October is a month when most things are winding down, but there is still anticipation and excitement for the end of the year. Gardens are getting wrapped up, farms are turning the ground over, and everyone starts to prepare for the hectic holiday season.
It can be hard to know if one should sit back and relax or run out and celebrate, so how about a bit of both? Baseball offers the perfect way to do that. A seat in the bleachers with your treats in hand, a good old-fashioned 7th inning stretch, and perhaps a bit of leaping around if the home team wins?
With the final rounds to the World Series approaching, I have some baseball statistics for you to enjoy.
Did you know that hot dogs, a staple food at ball parks, have been around for hundreds of years? The frankfurter sausage was originally used, a type of sausage that has celebrated its 500th anniversary in 1987 in the city of Frankfurt. Even more interesting is that a neighbouring town made a similar sausage, known as a ‘dachshund’ - ‘little dog’ - sausage.
Germans have long eaten sausages with bread, but it's said that this combination was made popular at U.S. universities in the late 1800's. Putting the sausage in a bun meant it was easier for the students to eat while getting to class.

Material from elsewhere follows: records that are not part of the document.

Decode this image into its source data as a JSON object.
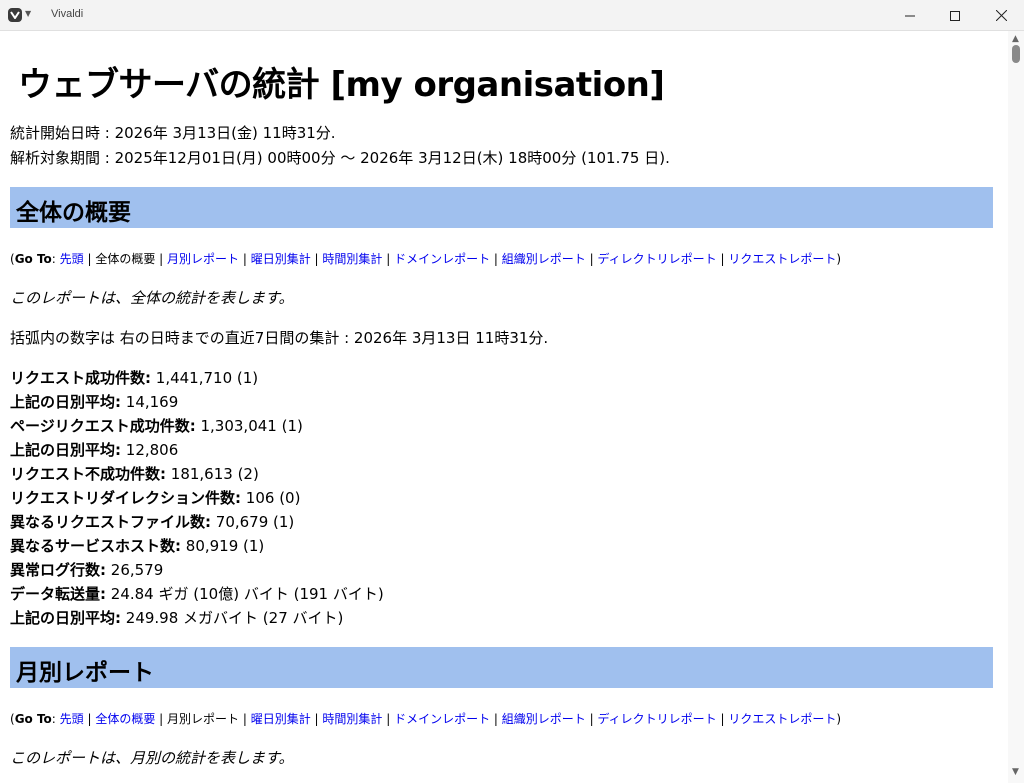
{
  "window": {
    "title": "Vivaldi",
    "controls": {
      "minimize": "minimize-icon",
      "maximize": "maximize-icon",
      "close": "close-icon"
    }
  },
  "page": {
    "title": "ウェブサーバの統計 [my organisation]",
    "generated": "統計開始日時 : 2026年 3月13日(金) 11時31分.",
    "period": "解析対象期間 : 2025年12月01日(月) 00時00分 〜 2026年 3月12日(木) 18時00分 (101.75 日)."
  },
  "goto": {
    "prefix": "Go To",
    "items": [
      "先頭",
      "全体の概要",
      "月別レポート",
      "曜日別集計",
      "時間別集計",
      "ドメインレポート",
      "組織別レポート",
      "ディレクトリレポート",
      "リクエストレポート"
    ]
  },
  "summary": {
    "heading": "全体の概要",
    "desc": "このレポートは、全体の統計を表します。",
    "note": "括弧内の数字は 右の日時までの直近7日間の集計 : 2026年 3月13日 11時31分.",
    "stats": [
      {
        "label": "リクエスト成功件数:",
        "value": "1,441,710 (1)"
      },
      {
        "label": "上記の日別平均:",
        "value": "14,169"
      },
      {
        "label": "ページリクエスト成功件数:",
        "value": "1,303,041 (1)"
      },
      {
        "label": "上記の日別平均:",
        "value": "12,806"
      },
      {
        "label": "リクエスト不成功件数:",
        "value": "181,613 (2)"
      },
      {
        "label": "リクエストリダイレクション件数:",
        "value": "106 (0)"
      },
      {
        "label": "異なるリクエストファイル数:",
        "value": "70,679 (1)"
      },
      {
        "label": "異なるサービスホスト数:",
        "value": "80,919 (1)"
      },
      {
        "label": "異常ログ行数:",
        "value": "26,579"
      },
      {
        "label": "データ転送量:",
        "value": "24.84 ギガ (10億) バイト (191 バイト)"
      },
      {
        "label": "上記の日別平均:",
        "value": "249.98 メガバイト (27 バイト)"
      }
    ]
  },
  "monthly": {
    "heading": "月別レポート",
    "desc": "このレポートは、月別の統計を表します。"
  }
}
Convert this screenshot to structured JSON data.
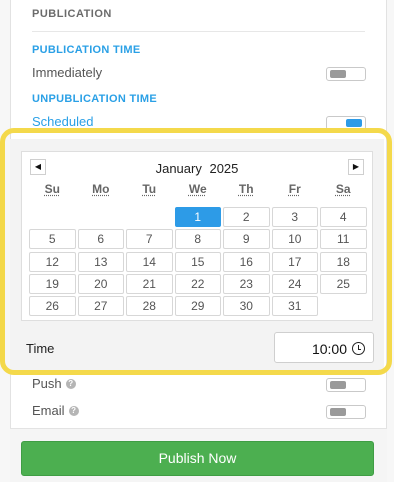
{
  "section": {
    "title": "PUBLICATION"
  },
  "publication_time": {
    "title": "PUBLICATION TIME",
    "label": "Immediately",
    "toggle_on": false
  },
  "unpublication_time": {
    "title": "UNPUBLICATION TIME",
    "label": "Scheduled",
    "toggle_on": true
  },
  "calendar": {
    "prev_label": "◀",
    "next_label": "▶",
    "month": "January",
    "year": "2025",
    "weekdays": [
      "Su",
      "Mo",
      "Tu",
      "We",
      "Th",
      "Fr",
      "Sa"
    ],
    "selected_day": "1",
    "weeks": [
      [
        "",
        "",
        "",
        "1",
        "2",
        "3",
        "4"
      ],
      [
        "5",
        "6",
        "7",
        "8",
        "9",
        "10",
        "11"
      ],
      [
        "12",
        "13",
        "14",
        "15",
        "16",
        "17",
        "18"
      ],
      [
        "19",
        "20",
        "21",
        "22",
        "23",
        "24",
        "25"
      ],
      [
        "26",
        "27",
        "28",
        "29",
        "30",
        "31",
        ""
      ]
    ]
  },
  "time": {
    "label": "Time",
    "value": "10:00"
  },
  "push": {
    "label": "Push",
    "help": "?",
    "toggle_on": false
  },
  "email": {
    "label": "Email",
    "help": "?",
    "toggle_on": false
  },
  "publish_button": {
    "label": "Publish Now"
  },
  "colors": {
    "accent": "#2d9be7",
    "highlight": "#f4d94b",
    "publish": "#4caf50"
  }
}
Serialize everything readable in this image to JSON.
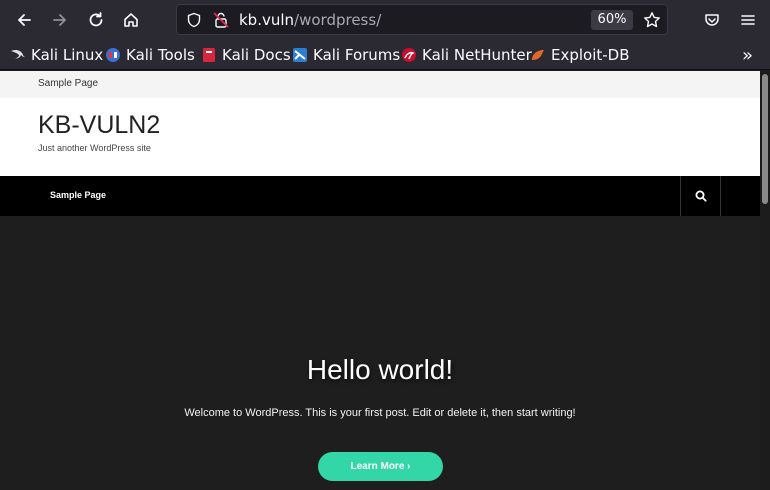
{
  "browser": {
    "url_host": "kb.vuln",
    "url_path": "/wordpress/",
    "zoom": "60%",
    "bookmarks": [
      {
        "label": "Kali Linux",
        "icon": "kali-dragon-icon"
      },
      {
        "label": "Kali Tools",
        "icon": "kali-tools-icon"
      },
      {
        "label": "Kali Docs",
        "icon": "kali-docs-icon"
      },
      {
        "label": "Kali Forums",
        "icon": "kali-forums-icon"
      },
      {
        "label": "Kali NetHunter",
        "icon": "kali-nethunter-icon"
      },
      {
        "label": "Exploit-DB",
        "icon": "exploit-db-icon"
      }
    ],
    "overflow_label": "»"
  },
  "site": {
    "top_link": "Sample Page",
    "title": "KB-VULN2",
    "tagline": "Just another WordPress site",
    "nav_item": "Sample Page"
  },
  "hero": {
    "title": "Hello world!",
    "text": "Welcome to WordPress. This is your first post. Edit or delete it, then start writing!",
    "button_label": "Learn More ›"
  },
  "colors": {
    "accent": "#33d6a6",
    "toolbar": "#2b2a33",
    "hero_bg": "#1e1e1e"
  }
}
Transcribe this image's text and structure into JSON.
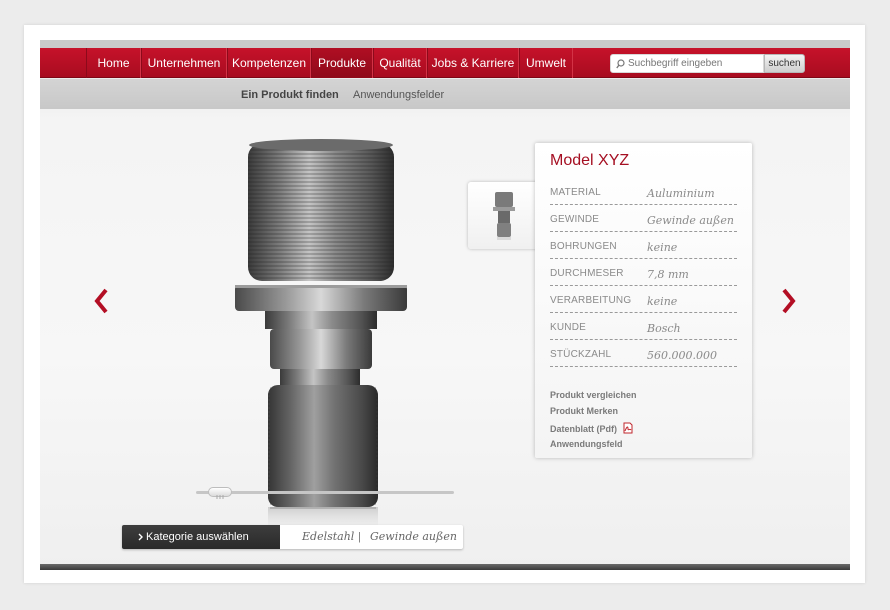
{
  "nav": {
    "items": [
      {
        "label": "Home"
      },
      {
        "label": "Unternehmen"
      },
      {
        "label": "Kompetenzen"
      },
      {
        "label": "Produkte"
      },
      {
        "label": "Qualität"
      },
      {
        "label": "Jobs & Karriere"
      },
      {
        "label": "Umwelt"
      }
    ],
    "active": "Produkte"
  },
  "search": {
    "placeholder": "Suchbegriff eingeben",
    "button_label": "suchen"
  },
  "subnav": {
    "items": [
      {
        "label": "Ein Produkt finden"
      },
      {
        "label": "Anwendungsfelder"
      }
    ]
  },
  "product": {
    "title": "Model XYZ",
    "specs": [
      {
        "label": "MATERIAL",
        "value": "Auluminium"
      },
      {
        "label": "GEWINDE",
        "value": "Gewinde außen"
      },
      {
        "label": "BOHRUNGEN",
        "value": "keine"
      },
      {
        "label": "DURCHMESER",
        "value": "7,8 mm"
      },
      {
        "label": "VERARBEITUNG",
        "value": "keine"
      },
      {
        "label": "KUNDE",
        "value": "Bosch"
      },
      {
        "label": "STÜCKZAHL",
        "value": "560.000.000"
      }
    ],
    "actions": [
      {
        "label": "Produkt vergleichen"
      },
      {
        "label": "Produkt Merken"
      },
      {
        "label": "Datenblatt (Pdf)"
      },
      {
        "label": "Anwendungsfeld"
      }
    ]
  },
  "category": {
    "button_label": "Kategorie auswählen",
    "tags": [
      "Edelstahl",
      "Gewinde außen"
    ],
    "separator": "|"
  },
  "icons": {
    "prev": "chevron-left-icon",
    "next": "chevron-right-icon",
    "search": "search-icon",
    "pdf": "pdf-icon",
    "category": "chevron-right-small-icon"
  },
  "colors": {
    "brand": "#b30e24",
    "accent": "#a50f22"
  }
}
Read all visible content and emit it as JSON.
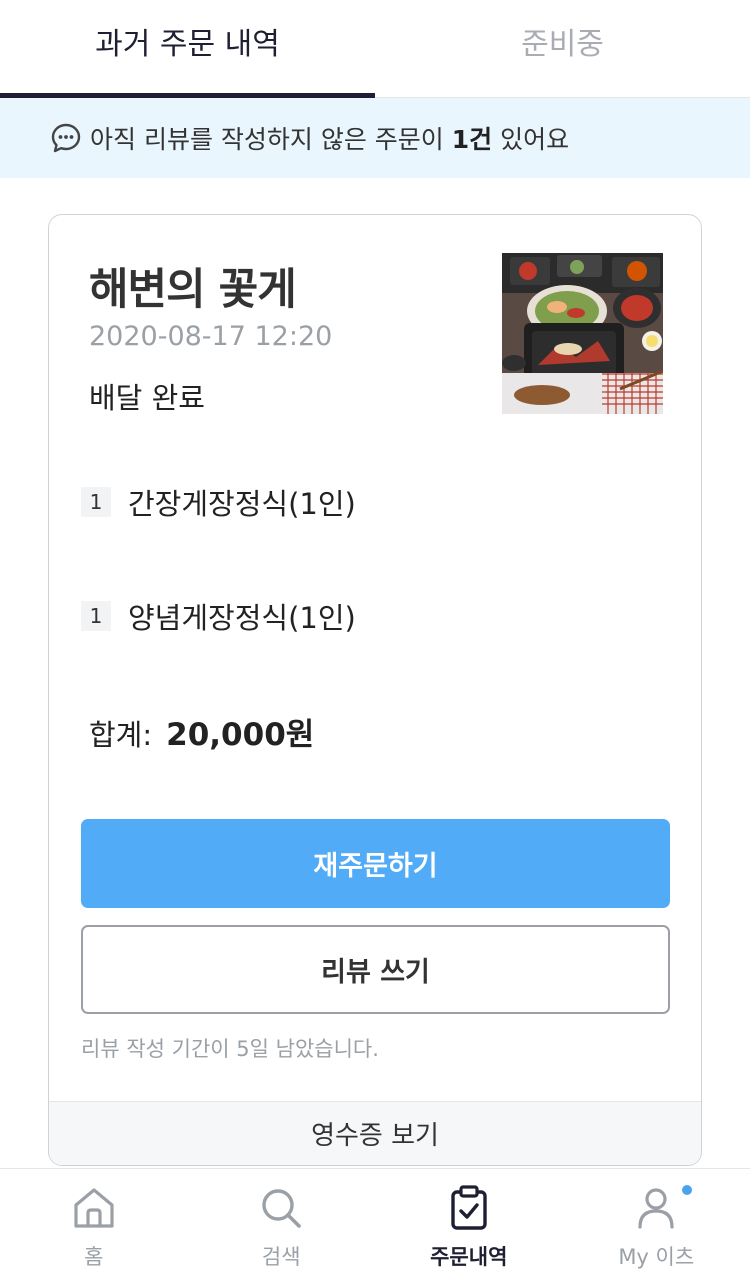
{
  "tabs": {
    "past_orders": "과거 주문 내역",
    "preparing": "준비중"
  },
  "notice": {
    "prefix": "아직 리뷰를 작성하지 않은 주문이 ",
    "count": "1건",
    "suffix": " 있어요"
  },
  "order": {
    "store_name": "해변의 꽃게",
    "date": "2020-08-17 12:20",
    "status": "배달 완료",
    "items": [
      {
        "qty": "1",
        "name": "간장게장정식(1인)"
      },
      {
        "qty": "1",
        "name": "양념게장정식(1인)"
      }
    ],
    "total_label": "합계:",
    "total_value": "20,000원",
    "reorder_label": "재주문하기",
    "review_label": "리뷰 쓰기",
    "review_note": "리뷰 작성 기간이 5일 남았습니다.",
    "receipt_label": "영수증 보기"
  },
  "nav": [
    {
      "label": "홈",
      "icon": "home-icon"
    },
    {
      "label": "검색",
      "icon": "search-icon"
    },
    {
      "label": "주문내역",
      "icon": "clipboard-check-icon"
    },
    {
      "label": "My 이츠",
      "icon": "user-icon"
    }
  ],
  "colors": {
    "primary": "#51abf7",
    "dark": "#1e1f33",
    "notice_bg": "#e9f6fd",
    "badge_dot": "#4aa3ec"
  }
}
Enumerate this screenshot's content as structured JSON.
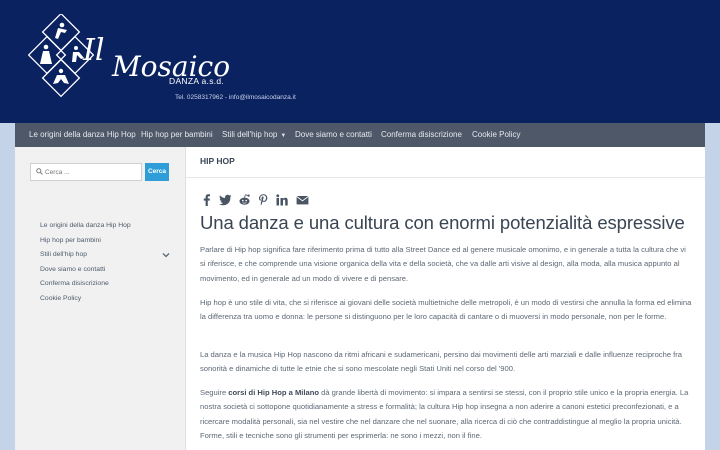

in 1893, hot dogs were first brought to a major league ball park, reputedly by a German immigrant, Chris Von de Ahe, who happened to own the St Louis Browns. There is a long-standing urban myth that says the name ‘hot dog’ came from a cartoon of barking sausages in buns sketched by a journalist at a New York Giants game - he didn't know how to spell ‘dachshunds’, so he just captioned it ‘hot dogs’. Nowadays, there are close to 30 million hot dogs consumed each year at major league baseball parks in Canada and the U.S..
The same year that hot dogs came to baseball was the year that a sticky molasses, popcorn and peanut confection had its debut. The Reuckheim brothers (more enterprising German immigrants) first sold it from a street cart. They improved the formula by developing a way to keep the morsels from sticking together, and in 1896, brought it to the Chicago World's Fair. A salesman tasting the candy exclaimed, "It's cracker jack!", meaning that it was fantastic. The name was copyrighted, and then, in 1908, the candy was given free publicity in a song that is now a baseball classic along with the candy itself.
Take me out to the ball game,
Take me out with the crowd;
Just buy me some peanuts and Cracker Jack,
I don't care if I never get back.
Let me root, root, root for the home team,
If they don't win, it's a shame.
For it's one, two, three strikes, you're out,
At the old ball game!
And just in case you need a few more bits of trivia so you can talk baseball at the water cooler, here are five oddball tidbits:
Babe Ruth's top salary was $80,000 - in 1930-31. Adjusted for inflation, that's only $1.1 million.
Derek Jeter made $269,841.27 per at bat last year
During World War II, the U.S. military adjusted the size and weight of a grenade to match abaseball, since ‘any young man should be able to properly throw it’ (a baseball).
Pitcher Jim Abbott had a 10 season career in the major leagues, including a no-hitter in 1993 for the New York Yankees (vs. Cleveland). He was born without a right hand.
Jackie Mitchell, a 17-year-old female pitcher for the AA Chattanooga Lookouts, once played the New York Yankees in an exhibition game and struck out Babe Ruth and Lou Gehrig in succession.